Interview | Bürgerrat zur Ernährung

"Könnte ich mit 9,30 Euro meine vierköpfige Familie ernähren - gut ernähren?"

Der sogenannte Bürgerrat Ernährung hat seine Arbeit abgeschlossen. Das offizielle Gutachten dazu wird am Dienstag dem Bundestag übergeben. Die Potsdamerin Jennifer Hartje war Mitglied im Bürgerrat, wie schätzt sie die Chancen der Empfehlungen ein?

rbb|24: Das Thema Ernährung war für Sie schon vor dem Bürgerrat wichtig. Aber wenn man sich mit 160 Leuten darüber unterhält, was haben Sie für sich gelernt?

Jennifer Hartje: Dass jeder bei seinem Lieblingsessen bleibt und dass man den Leuten da tatsächlich nicht reinpfuschen kann. Das funktioniert nicht.

Heißt das, die Menschen nehmen nicht wirklich einen Rat an?

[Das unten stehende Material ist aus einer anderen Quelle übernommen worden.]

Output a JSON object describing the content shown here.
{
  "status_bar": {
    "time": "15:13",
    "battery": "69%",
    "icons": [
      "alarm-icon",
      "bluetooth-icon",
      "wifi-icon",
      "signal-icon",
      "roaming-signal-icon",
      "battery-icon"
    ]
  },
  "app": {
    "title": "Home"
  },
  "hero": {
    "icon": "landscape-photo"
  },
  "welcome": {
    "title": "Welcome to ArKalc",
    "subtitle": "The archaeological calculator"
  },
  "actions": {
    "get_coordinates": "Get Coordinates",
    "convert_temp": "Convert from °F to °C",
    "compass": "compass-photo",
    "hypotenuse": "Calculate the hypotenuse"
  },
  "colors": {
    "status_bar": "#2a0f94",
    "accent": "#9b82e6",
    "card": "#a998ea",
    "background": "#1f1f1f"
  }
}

Das ist eine Herzensangelegenheit. Der Mann aus dem Schwabenländle, der wird weiter sein Schäufele essen, da wird man nicht reinpfuschen können. Klar, man kann Empfehlungen rausgeben, man kann beratend tätig sein. Aber die Menschen entscheiden tatsächlich immer noch selbst, was sie essen möchten und wieviel davon.

Zur Person

Die neun Empfehlungen des Bürgerrats gibt es schon seit Januar. Ist diese Liste von Empfehlungen auch ihre ganz persönliche gewesen?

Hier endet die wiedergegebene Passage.